The house phone rang, cut the silence and made me jump. The recorded message, both of us sounding like newlyweds: ‘Mr and Mrs Stevens cannot come to the phone right now …’ it played three times, the phone ringing out, the message rolled on automatic. It rang a final time and I knew it was his Mother, ringing to say she told him so. She’d been waiting to say it from the moment she met me, standing on her doorstep, next to her son. Shadows passed the thick glass in our front door while I caught my breath and let it go. I stepped out of my shoes, one at a time, pulled my thick coat off my back and threw it on the floor. Shoulders heavier, I waited, took deep breaths and swallowed, listening for him, listening for tell-tale signs of the damage.
I pushed the door open. He stood at the window looking out into the garden, his back to me. He didn’t turn but I caught him wiping his eyes in the reflection of the glass.

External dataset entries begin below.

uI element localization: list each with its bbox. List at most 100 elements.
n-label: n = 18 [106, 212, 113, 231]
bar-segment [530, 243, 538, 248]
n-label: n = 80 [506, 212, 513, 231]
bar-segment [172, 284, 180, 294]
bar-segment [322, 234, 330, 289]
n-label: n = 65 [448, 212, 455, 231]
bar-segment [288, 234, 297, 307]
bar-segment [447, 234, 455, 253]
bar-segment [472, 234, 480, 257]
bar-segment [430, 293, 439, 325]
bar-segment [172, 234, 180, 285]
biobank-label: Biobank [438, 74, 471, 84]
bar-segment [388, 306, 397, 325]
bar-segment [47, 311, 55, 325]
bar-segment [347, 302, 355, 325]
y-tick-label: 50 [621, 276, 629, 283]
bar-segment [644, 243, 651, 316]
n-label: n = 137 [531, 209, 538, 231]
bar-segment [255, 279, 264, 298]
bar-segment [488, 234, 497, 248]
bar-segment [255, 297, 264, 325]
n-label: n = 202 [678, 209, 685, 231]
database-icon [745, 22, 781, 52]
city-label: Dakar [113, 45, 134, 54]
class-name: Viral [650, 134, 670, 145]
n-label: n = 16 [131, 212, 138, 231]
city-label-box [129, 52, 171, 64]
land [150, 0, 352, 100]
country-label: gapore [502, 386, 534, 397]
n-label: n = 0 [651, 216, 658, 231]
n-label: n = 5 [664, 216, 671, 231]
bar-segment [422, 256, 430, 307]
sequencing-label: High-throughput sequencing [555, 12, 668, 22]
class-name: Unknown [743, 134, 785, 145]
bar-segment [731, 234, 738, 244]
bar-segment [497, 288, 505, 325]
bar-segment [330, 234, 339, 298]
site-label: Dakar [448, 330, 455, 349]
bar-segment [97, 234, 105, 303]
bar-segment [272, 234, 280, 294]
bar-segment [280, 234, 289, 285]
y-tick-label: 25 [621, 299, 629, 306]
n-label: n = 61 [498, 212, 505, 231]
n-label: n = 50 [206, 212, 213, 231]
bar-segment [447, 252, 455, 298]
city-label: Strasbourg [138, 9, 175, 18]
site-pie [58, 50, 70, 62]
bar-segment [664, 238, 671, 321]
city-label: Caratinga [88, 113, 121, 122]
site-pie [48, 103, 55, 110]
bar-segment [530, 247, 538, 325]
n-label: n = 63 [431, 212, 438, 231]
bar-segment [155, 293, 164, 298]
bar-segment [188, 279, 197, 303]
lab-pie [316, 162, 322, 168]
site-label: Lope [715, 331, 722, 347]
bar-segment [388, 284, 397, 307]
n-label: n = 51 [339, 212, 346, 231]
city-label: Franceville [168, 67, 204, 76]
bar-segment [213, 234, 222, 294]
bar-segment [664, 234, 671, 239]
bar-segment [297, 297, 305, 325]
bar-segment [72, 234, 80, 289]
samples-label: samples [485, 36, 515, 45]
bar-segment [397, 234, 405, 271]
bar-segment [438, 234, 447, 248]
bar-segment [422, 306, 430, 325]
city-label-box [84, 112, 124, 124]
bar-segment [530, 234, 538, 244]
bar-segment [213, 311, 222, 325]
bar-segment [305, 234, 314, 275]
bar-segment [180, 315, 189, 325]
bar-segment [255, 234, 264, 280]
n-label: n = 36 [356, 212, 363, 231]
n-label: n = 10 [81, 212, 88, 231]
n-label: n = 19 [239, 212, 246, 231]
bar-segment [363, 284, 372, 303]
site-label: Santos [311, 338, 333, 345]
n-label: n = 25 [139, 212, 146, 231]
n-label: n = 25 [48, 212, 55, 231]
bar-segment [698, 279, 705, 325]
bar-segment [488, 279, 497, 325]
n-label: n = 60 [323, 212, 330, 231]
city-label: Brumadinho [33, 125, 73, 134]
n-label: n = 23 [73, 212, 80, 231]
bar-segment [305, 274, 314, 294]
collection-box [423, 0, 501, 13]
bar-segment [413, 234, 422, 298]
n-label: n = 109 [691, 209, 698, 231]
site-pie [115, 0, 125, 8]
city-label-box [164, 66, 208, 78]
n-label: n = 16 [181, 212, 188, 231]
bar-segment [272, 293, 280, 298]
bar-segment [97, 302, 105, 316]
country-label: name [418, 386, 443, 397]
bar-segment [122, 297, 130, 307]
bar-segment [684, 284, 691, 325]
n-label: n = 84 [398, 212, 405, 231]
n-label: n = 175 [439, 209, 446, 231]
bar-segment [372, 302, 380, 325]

“I’m sorry. It wasn’t supposed to be like this.” I took small steps toward him, whispering words, shoulders lower “I just got caught up in it and I didn’t think about what would happen. I’m sorry.” He turned and watched me, feet moving on the spot, lips still. He took two steps towards me and I began to sigh, feeling a little lighter “I didn’t want you to find out like this and your Mum … she found messages or something and she told me but she didn’t give me a chance, she said she would give me a chance to -” He got closer to me, close enough for him to reach out and touch a warm finger to my lips.
“Is it over?”
“Yes, definitely.” He leaned back and looked at me, took a final step into my space
“I love you”
“I love you too.” And he kissed me, wrapped thick arms around my shaking body and I pushed back, missing minutes and listing moments; his taste familiar, my heart racing to an uneven rhythm. Closed eyes. I was surrounded in darkness and I thought about the mistake I made; being caught with a man that did not belong to me. I could never say it, couldn’t explain the fear of empty pockets, empty cupboards, empty back accounts, quiet tears, long hours, rough hands. I couldn’t be my mother.
“What are you thinking about?” He pulled away and I hadn’t noticed.
“I dunno, I just …” He tipped his head to the side, looked into my eyes, “Just wondering what happens now, I mean he’s your dad, we’ll have to see him, we’ll have to fix this somehow.” I thought he saw something in my eyes, finally believed me and he reached up to touch my face. It took me a whole three seconds to connect the stinging on my cheek to the hardness of his hand.